You mentioned your latest project - Cuba Incognito - a documentary filmed secretly in Cuba. Surely that was very difficult indeed.
"Well, it wasn't intentional to film there secretly. We were trying hard to get official filming permission from the Cuban authorities. I filled in many, many forms in Spanish - and I don't speak Spanish. Finally, about six or seven hours before our departure from Prague, we received an official ban. We were diagnosed as enemies of the Cuban people."
Why was that?
"Nobody explained to us why. Nobody would give us a piece of paper, it was just via the telephone, so I can't prove anything. So we were diagnosed as very dangerous people for Cuba, and we were banned from going. So I discussed the whole situation with the producers - that was Czech Television - and my crew, and everybody said 'we want to go to Cuba despite the fact that we could theoretically end up in jail'. So we exchanged big cameras for two small DV cameras and just one microphone, and we were playing the role of tourists."
So you pretended to be tourists and filmed secretly?
"Yes. Our official programme was cancelled, so we basically got to the airport, went through customs, and we had absolutely no idea what we would do, because all the official meetings had been cancelled. So finally, with the help of people from the Czech Embassy and another contact I made during the preparation of the filming, we finally made a trip that was very exciting. It was Havana, Trinidad, Varadero, Playa Larga - basically the Bay of Pigs, and other great places."
Were you caught?
"We were trying to be invisible. So the interviews were filmed only inside houses, where nobody else could see us, and on the street we behaved like tourists.
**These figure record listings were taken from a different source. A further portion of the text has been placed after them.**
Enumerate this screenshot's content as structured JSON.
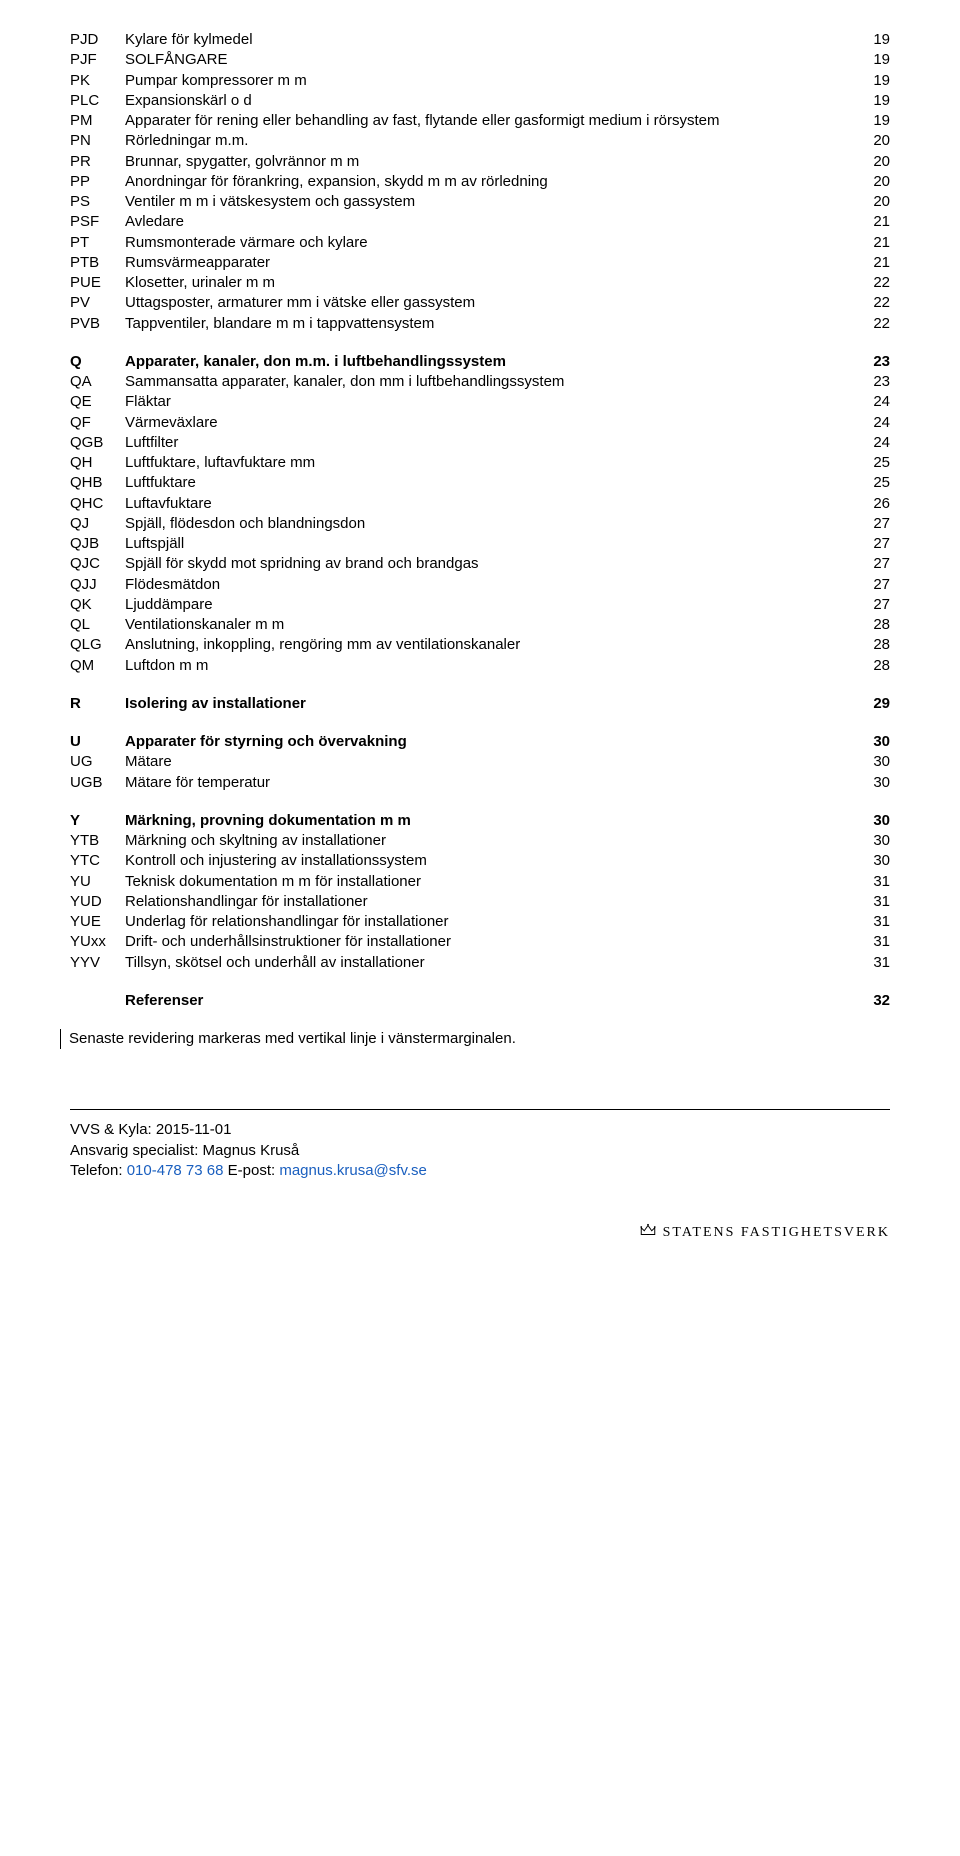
{
  "sections": [
    {
      "gapBefore": false,
      "rows": [
        {
          "code": "PJD",
          "title": "Kylare för kylmedel",
          "page": "19",
          "bold": false
        },
        {
          "code": "PJF",
          "title": "SOLFÅNGARE",
          "page": "19",
          "bold": false
        },
        {
          "code": "PK",
          "title": "Pumpar kompressorer m m",
          "page": "19",
          "bold": false
        },
        {
          "code": "PLC",
          "title": "Expansionskärl o d",
          "page": "19",
          "bold": false
        },
        {
          "code": "PM",
          "title": "Apparater för rening eller behandling av fast, flytande eller gasformigt medium i rörsystem",
          "page": "19",
          "bold": false
        },
        {
          "code": "PN",
          "title": "Rörledningar m.m.",
          "page": "20",
          "bold": false
        },
        {
          "code": "PR",
          "title": "Brunnar, spygatter, golvrännor m m",
          "page": "20",
          "bold": false
        },
        {
          "code": "PP",
          "title": "Anordningar för förankring, expansion, skydd m m av rörledning",
          "page": "20",
          "bold": false
        },
        {
          "code": "PS",
          "title": "Ventiler m m i vätskesystem och gassystem",
          "page": "20",
          "bold": false
        },
        {
          "code": "PSF",
          "title": "Avledare",
          "page": "21",
          "bold": false
        },
        {
          "code": "PT",
          "title": "Rumsmonterade värmare och kylare",
          "page": "21",
          "bold": false
        },
        {
          "code": "PTB",
          "title": "Rumsvärmeapparater",
          "page": "21",
          "bold": false
        },
        {
          "code": "PUE",
          "title": "Klosetter, urinaler m m",
          "page": "22",
          "bold": false
        },
        {
          "code": "PV",
          "title": "Uttagsposter, armaturer mm i vätske eller gassystem",
          "page": "22",
          "bold": false
        },
        {
          "code": "PVB",
          "title": "Tappventiler, blandare m m i tappvattensystem",
          "page": "22",
          "bold": false
        }
      ]
    },
    {
      "gapBefore": true,
      "rows": [
        {
          "code": "Q",
          "title": "Apparater, kanaler, don m.m. i luftbehandlingssystem",
          "page": "23",
          "bold": true
        },
        {
          "code": "QA",
          "title": "Sammansatta apparater, kanaler, don mm i luftbehandlingssystem",
          "page": "23",
          "bold": false
        },
        {
          "code": "QE",
          "title": "Fläktar",
          "page": "24",
          "bold": false
        },
        {
          "code": "QF",
          "title": "Värmeväxlare",
          "page": "24",
          "bold": false
        },
        {
          "code": "QGB",
          "title": "Luftfilter",
          "page": "24",
          "bold": false
        },
        {
          "code": "QH",
          "title": "Luftfuktare, luftavfuktare mm",
          "page": "25",
          "bold": false
        },
        {
          "code": "QHB",
          "title": "Luftfuktare",
          "page": "25",
          "bold": false
        },
        {
          "code": "QHC",
          "title": "Luftavfuktare",
          "page": "26",
          "bold": false
        },
        {
          "code": "QJ",
          "title": "Spjäll, flödesdon och blandningsdon",
          "page": "27",
          "bold": false
        },
        {
          "code": "QJB",
          "title": "Luftspjäll",
          "page": "27",
          "bold": false
        },
        {
          "code": "QJC",
          "title": "Spjäll för skydd mot spridning av brand och brandgas",
          "page": "27",
          "bold": false
        },
        {
          "code": "QJJ",
          "title": "Flödesmätdon",
          "page": "27",
          "bold": false
        },
        {
          "code": "QK",
          "title": "Ljuddämpare",
          "page": "27",
          "bold": false
        },
        {
          "code": "QL",
          "title": "Ventilationskanaler m m",
          "page": "28",
          "bold": false
        },
        {
          "code": "QLG",
          "title": "Anslutning, inkoppling, rengöring mm av ventilationskanaler",
          "page": "28",
          "bold": false
        },
        {
          "code": "QM",
          "title": "Luftdon m m",
          "page": "28",
          "bold": false
        }
      ]
    },
    {
      "gapBefore": true,
      "rows": [
        {
          "code": "R",
          "title": "Isolering av installationer",
          "page": "29",
          "bold": true
        }
      ]
    },
    {
      "gapBefore": true,
      "rows": [
        {
          "code": "U",
          "title": "Apparater för styrning och övervakning",
          "page": "30",
          "bold": true
        },
        {
          "code": "UG",
          "title": "Mätare",
          "page": "30",
          "bold": false
        },
        {
          "code": "UGB",
          "title": "Mätare för temperatur",
          "page": "30",
          "bold": false
        }
      ]
    },
    {
      "gapBefore": true,
      "rows": [
        {
          "code": "Y",
          "title": "Märkning, provning dokumentation m m",
          "page": "30",
          "bold": true
        },
        {
          "code": "YTB",
          "title": "Märkning och skyltning av installationer",
          "page": "30",
          "bold": false
        },
        {
          "code": "YTC",
          "title": "Kontroll och injustering av installationssystem",
          "page": "30",
          "bold": false
        },
        {
          "code": "YU",
          "title": "Teknisk dokumentation m m för installationer",
          "page": "31",
          "bold": false
        },
        {
          "code": "YUD",
          "title": "Relationshandlingar för installationer",
          "page": "31",
          "bold": false
        },
        {
          "code": "YUE",
          "title": "Underlag för relationshandlingar för installationer",
          "page": "31",
          "bold": false
        },
        {
          "code": "YUxx",
          "title": "Drift- och underhållsinstruktioner för installationer",
          "page": "31",
          "bold": false
        },
        {
          "code": "YYV",
          "title": "Tillsyn, skötsel och underhåll av installationer",
          "page": "31",
          "bold": false
        }
      ]
    },
    {
      "gapBefore": true,
      "rows": [
        {
          "code": "",
          "title": "Referenser",
          "page": "32",
          "bold": true
        }
      ]
    }
  ],
  "revision_note": "Senaste revidering markeras med vertikal linje i vänstermarginalen.",
  "footer": {
    "line1": "VVS & Kyla: 2015-11-01",
    "line2": "Ansvarig specialist: Magnus Kruså",
    "phone_label": "Telefon: ",
    "phone": "010-478 73 68",
    "email_label": " E-post: ",
    "email": "magnus.krusa@sfv.se"
  },
  "logo_text": "STATENS FASTIGHETSVERK"
}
But the most striking thing was how to do interviews with ordinary Cubans without telling them that we were actually a film crew filming a documentary film. So I must say it was the first time in my life that I really had to lie to the people we were filming."
How did you feel about that?
"Well, I hope we didn't put them in any danger. Of course we didn't give their real names. For example in Trinidad - a fantastic city under UNESCO protection - we wanted to get into a huge, fantastic palace from Spanish times. So we went to a family who lived in such a palace and said 'we're Czechs and we're from a club called the Club for Friends of Architecture, and we're filming a short film for a friend of ours from the Club, so please would you allow us to film you here, and would you tell us a few sentences about the history of this building?' Luckily the people were so kind that they accepted this funny story. So in the same way we did an interview with a guy who owned one of those great old American cars from the 1940s, as members of the Club for Friends of Cars. We were also Friends of Music, so we did an interview with a great Cuban singer in Havana."